Publié dans le magazine Books n° 63, mars 2015. Par Books.
Les attentats du mois de janvier vont sans doute conforter certains dans leur haine de l’islam. C’est exactement ce qu’espèrent les terroristes. Pour sortir de cette impasse, il faut mesurer l’extrême intrication de ce qui se joue sous nos yeux. Des caricatures de Mahomet au cas Anders Breivik, croisé islamophobe qui ressemble tant aux frères Kouachi, en passant par les vraies raisons du succès de l’État islamique, fossoyeur des religions minoritaires du Moyen-Orient, notre dossier déploie toute la complexité de la situation.
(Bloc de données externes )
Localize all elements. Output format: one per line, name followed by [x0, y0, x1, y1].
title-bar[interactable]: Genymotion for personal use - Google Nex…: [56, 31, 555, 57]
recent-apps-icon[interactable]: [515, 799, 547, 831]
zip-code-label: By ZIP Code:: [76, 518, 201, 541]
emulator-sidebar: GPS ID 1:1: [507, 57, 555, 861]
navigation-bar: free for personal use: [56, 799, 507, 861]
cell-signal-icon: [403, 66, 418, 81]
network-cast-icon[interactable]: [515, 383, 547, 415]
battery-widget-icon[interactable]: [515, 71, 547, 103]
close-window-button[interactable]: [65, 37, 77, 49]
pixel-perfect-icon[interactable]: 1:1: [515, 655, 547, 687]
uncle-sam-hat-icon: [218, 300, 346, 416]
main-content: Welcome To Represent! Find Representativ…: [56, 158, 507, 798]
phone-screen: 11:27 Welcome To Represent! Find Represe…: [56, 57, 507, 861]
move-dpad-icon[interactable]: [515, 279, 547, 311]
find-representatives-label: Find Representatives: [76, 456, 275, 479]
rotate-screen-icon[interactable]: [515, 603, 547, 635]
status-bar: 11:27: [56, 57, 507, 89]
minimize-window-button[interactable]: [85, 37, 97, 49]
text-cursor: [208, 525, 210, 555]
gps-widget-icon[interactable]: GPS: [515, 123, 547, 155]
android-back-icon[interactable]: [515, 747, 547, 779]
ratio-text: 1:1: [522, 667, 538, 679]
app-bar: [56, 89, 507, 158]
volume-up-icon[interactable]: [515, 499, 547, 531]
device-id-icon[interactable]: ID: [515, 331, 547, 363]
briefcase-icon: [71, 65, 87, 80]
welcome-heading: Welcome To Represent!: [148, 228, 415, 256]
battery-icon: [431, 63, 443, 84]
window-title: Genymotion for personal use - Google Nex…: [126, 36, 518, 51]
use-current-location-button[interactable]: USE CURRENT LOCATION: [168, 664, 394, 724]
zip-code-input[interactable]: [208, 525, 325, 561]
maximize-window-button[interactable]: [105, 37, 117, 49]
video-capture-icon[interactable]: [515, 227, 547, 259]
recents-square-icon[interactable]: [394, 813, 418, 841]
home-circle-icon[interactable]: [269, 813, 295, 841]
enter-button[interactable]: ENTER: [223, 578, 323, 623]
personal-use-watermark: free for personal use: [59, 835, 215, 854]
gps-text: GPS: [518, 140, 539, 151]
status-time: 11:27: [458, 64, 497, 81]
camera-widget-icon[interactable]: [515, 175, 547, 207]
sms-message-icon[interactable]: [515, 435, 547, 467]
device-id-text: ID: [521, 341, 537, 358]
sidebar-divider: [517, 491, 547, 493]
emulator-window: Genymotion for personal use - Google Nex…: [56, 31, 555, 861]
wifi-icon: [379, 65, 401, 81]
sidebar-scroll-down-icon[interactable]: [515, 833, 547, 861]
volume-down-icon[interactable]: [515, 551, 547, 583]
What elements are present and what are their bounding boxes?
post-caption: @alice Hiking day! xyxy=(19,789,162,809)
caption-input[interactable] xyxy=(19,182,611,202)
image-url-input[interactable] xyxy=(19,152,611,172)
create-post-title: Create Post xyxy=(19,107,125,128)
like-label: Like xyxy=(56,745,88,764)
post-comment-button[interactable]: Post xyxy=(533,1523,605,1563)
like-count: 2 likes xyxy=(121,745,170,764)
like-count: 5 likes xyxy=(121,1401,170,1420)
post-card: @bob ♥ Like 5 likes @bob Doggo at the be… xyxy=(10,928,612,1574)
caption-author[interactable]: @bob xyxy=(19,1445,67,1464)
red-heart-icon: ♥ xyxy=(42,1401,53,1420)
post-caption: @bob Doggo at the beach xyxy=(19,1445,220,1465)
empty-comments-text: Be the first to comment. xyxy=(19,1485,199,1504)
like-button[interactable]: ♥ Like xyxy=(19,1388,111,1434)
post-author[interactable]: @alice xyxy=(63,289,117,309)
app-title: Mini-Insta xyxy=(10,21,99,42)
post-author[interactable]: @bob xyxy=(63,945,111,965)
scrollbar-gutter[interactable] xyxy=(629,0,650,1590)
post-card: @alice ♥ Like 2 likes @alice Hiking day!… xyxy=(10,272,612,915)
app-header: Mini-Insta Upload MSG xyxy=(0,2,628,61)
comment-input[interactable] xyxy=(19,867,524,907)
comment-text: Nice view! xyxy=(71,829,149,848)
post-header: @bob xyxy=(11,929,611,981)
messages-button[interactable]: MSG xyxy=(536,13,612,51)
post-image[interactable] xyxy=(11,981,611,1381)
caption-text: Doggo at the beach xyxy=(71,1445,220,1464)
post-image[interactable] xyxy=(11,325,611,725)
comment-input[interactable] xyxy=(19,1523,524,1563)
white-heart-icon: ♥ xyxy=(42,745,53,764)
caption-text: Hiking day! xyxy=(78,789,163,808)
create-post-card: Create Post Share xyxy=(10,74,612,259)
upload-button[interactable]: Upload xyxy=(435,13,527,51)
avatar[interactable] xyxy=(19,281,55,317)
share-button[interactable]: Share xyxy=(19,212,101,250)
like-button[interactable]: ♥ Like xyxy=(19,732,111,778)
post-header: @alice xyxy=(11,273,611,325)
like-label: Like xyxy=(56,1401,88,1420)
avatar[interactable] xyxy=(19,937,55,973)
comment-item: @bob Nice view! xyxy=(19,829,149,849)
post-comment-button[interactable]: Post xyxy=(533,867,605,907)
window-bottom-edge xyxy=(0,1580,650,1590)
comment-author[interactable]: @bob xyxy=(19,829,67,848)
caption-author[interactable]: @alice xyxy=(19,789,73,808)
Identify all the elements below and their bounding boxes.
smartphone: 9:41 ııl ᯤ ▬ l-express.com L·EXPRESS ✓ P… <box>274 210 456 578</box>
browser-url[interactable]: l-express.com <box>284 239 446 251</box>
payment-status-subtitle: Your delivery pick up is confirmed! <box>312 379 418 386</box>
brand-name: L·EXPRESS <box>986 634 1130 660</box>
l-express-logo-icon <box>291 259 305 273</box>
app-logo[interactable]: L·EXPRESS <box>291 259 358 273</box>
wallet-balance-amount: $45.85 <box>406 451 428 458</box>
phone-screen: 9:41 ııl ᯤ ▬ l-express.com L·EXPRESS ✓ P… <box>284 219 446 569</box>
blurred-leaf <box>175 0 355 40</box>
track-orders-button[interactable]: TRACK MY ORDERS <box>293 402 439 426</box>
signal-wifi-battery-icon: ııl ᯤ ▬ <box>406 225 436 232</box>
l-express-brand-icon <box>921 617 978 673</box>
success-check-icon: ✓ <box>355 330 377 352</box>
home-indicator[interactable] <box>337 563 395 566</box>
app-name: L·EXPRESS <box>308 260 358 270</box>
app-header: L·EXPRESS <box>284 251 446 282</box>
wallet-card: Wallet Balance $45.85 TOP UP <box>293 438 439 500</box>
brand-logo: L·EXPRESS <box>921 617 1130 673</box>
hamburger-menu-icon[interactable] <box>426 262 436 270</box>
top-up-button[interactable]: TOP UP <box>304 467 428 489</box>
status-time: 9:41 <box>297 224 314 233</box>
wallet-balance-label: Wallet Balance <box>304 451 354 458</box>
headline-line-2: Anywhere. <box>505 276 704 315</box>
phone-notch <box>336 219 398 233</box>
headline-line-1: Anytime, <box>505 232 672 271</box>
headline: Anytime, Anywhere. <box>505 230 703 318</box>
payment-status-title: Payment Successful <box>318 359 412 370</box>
Le djihadisme nourrit l’islamophobie et réciproquement. Ce couple terrible est analysé par le dessinateur new-yorkais Art Spiegelman à propos de l’affaire des caricatures danoises en 2006 et par le journaliste et universitaire Adam Shatz à propos de l’affaire Breivik, l’auteur du massacre d’Oslo en 2011. En organisant un concours de caricatures représentant la figure du Prophète, le quotidien danois
Jyllands-Posten, connu pour son hostilité aux immigrés, avait certes exploité son droit à la liberté d’expression mais très consciemment offensé les musulmans. La caricature est une arme magnifique contre le pouvoir, plus contestable quand elle s’en prend à une communauté entière. Ce jeu d’apparence innocente a mis le feu aux poudres, avivant les extrémismes des deux bords, en Europe, dans le monde arabe et jusqu’au Pakistan. La presse américaine, elle, a fait assaut de politiquement correct, refusant de publier les dessins en cause, qui étaient pourtant la base de l’information utile.
En perpétrant sa tuerie, le Norvégien Anders Breivik était mû, on l’a peut-être oublié, par une islamophobie pathologique. Il avait repris à son compte la thèse de l’islamisation rampante de l’Europe, de « l’Eurabie », et entendait châtier les élites de la gauche norvégienne qui, selon lui, laissaient faire avec complaisance. Les désirs qui l’animaient, écrit Shatz « n’étaient guère différents de ceux de ses ennemis djihadistes : revanche, aventure, gloire ». Mais ses fantasmes identitaires sont partagés par beaucoup en Europe. Ils ont même infiltré des partis de gauche traditionnels. Et, en Norvège comme ailleurs, on observe une priorité donnée à la liberté d’expression sous toutes ses formes, au « droit d’offenser », sur le souci d’accorder aux minorités silencieuses respect et protection.
Loin de l’Europe, au Proche-Orient et en Afrique, la querelle sur l’islamophobie est sans objet : l’enjeu, très concret, est le combat contre le fanatisme islamiste, qui est parvenu à instaurer le califat sur de vastes territoires.